Wer heute müde wird, der hat dagegen Mittel:
– die Alten die Kraft der zwei Herzen,
– die Mittleren ein Fitness-Wochenende, aktiv und belebend mit Sauna, Stretching und was weiß ich noch,
– die Jungen, die zwanzig Stunde tanzen sollen schieben sich Spezial Drinks und ab und an auch mal eine kleine Pille ein.

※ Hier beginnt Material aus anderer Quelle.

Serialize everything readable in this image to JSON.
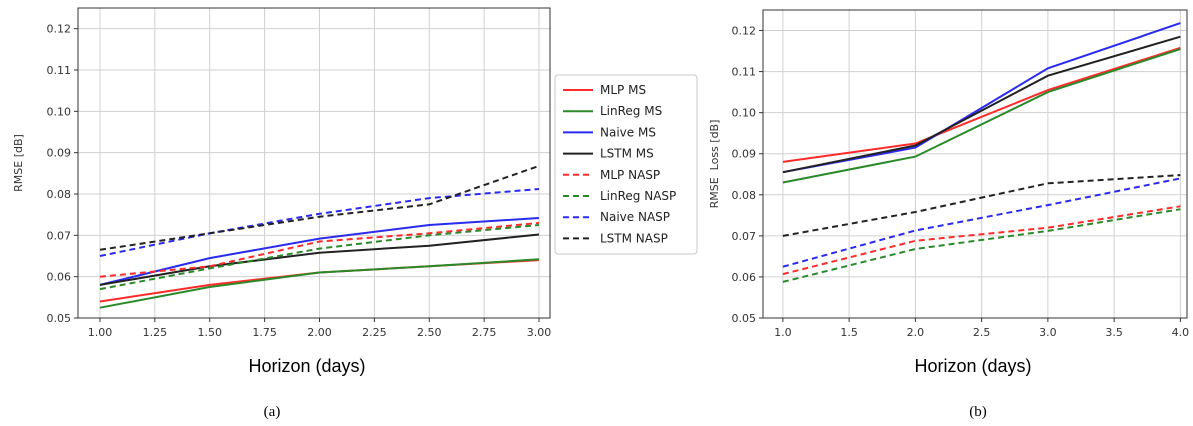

Müde, kraftlos sein? Das ist out, und wer sich hängen lässt, ist krank: Kopf hoch, frisch gelächelt, es wird schon gehen! Klaps auf die Schulter: „Sieh‘ mich an, (sagt der dynamische Mittdreißiger), 60 Stundenwoche, Frau, zwei Kinder, ein neuer Wagen, gehst du mal mit squaschen?“
Die Welt gehört den Nimmermüden. Nur wie lange? Die Kehrseite der Medaille, darüber hört man weniger:
– der junge Fernsehtechniker, Stürmer in der heimischen Fußballmannschaft, begnadet auch im Umgang mit dem Bierglas, tausend Frauen, wenn er möchte: und dann ein Hirnschlag mit 32 Jahren;
– die Frau von 35 Jahren mit zwei Kindern, einem stressigen Halbtagsjob und einem Ehemann, der im Haushalt keinen Finger krümmt: die kann gar nicht so viel schlafen, wie sie müde ist.

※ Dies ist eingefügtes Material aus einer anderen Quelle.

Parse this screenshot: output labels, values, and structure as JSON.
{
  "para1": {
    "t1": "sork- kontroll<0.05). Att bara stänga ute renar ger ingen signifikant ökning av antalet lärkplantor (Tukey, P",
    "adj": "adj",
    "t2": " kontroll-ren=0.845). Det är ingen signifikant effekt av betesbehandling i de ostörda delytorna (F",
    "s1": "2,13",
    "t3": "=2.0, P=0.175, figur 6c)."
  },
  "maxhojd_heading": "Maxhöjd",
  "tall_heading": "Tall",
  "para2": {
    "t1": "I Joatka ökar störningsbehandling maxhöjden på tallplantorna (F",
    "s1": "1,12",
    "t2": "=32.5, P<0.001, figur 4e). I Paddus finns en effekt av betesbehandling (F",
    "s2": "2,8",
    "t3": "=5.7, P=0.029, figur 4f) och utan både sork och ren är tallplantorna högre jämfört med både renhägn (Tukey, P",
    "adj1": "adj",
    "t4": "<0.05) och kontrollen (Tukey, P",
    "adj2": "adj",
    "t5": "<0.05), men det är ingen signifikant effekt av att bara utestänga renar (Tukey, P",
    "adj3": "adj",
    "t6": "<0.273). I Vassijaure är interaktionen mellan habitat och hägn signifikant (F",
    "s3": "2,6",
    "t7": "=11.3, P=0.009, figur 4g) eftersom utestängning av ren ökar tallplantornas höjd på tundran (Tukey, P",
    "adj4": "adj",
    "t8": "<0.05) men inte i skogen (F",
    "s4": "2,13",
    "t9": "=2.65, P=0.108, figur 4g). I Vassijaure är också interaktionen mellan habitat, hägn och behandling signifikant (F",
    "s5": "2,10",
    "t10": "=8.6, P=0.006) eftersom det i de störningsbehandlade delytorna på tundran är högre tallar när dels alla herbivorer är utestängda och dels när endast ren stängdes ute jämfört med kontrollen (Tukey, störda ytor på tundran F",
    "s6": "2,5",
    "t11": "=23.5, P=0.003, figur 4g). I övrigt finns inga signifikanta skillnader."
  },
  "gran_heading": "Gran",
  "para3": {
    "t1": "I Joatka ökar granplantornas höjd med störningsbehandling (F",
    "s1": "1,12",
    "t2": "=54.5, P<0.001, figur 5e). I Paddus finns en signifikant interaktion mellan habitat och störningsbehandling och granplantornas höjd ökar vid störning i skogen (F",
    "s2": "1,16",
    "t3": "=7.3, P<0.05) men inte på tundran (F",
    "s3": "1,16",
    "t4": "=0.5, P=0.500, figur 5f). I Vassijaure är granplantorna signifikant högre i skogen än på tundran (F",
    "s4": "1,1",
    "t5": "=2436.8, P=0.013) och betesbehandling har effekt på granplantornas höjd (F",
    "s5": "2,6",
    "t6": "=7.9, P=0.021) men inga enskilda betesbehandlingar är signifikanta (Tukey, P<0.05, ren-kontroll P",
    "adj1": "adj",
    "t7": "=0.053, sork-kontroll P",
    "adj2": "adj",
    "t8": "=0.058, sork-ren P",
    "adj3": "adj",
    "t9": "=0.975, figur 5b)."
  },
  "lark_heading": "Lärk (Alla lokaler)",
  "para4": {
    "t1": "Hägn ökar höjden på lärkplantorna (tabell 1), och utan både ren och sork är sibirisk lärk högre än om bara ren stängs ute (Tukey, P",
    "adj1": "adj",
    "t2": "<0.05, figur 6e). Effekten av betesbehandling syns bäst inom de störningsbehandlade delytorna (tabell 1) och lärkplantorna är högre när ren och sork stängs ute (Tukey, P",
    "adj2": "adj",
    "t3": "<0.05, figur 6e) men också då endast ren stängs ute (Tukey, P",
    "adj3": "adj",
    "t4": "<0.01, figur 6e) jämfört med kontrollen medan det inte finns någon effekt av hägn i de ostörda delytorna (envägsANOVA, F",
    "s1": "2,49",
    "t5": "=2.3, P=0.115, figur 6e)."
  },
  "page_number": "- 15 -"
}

Es ist befreiend, sich zu sagen: „Du darfst müde sein. Ruh dich aus. Du bist nicht krank, im Kopf oder Körper, noch nicht, du bist müde. Du kannst jetzt nichts. Du bist jetzt kraftlos. Das hat Gründe. Denn – warte eine Weile, und Kräfte wachsen wieder nach wie bei einem Strauch, den man zurückgeschnitten hat.“
Paradoxe Erfahrung: in der nachlassenden eigenen Kraft, auch da ist die Kraft Gottes mit einem. Gott gibt dem Müden Kraft, und Stärke genug dem Unvermögenden.
So heißt es in der Bibel beim Propheten Jesaja.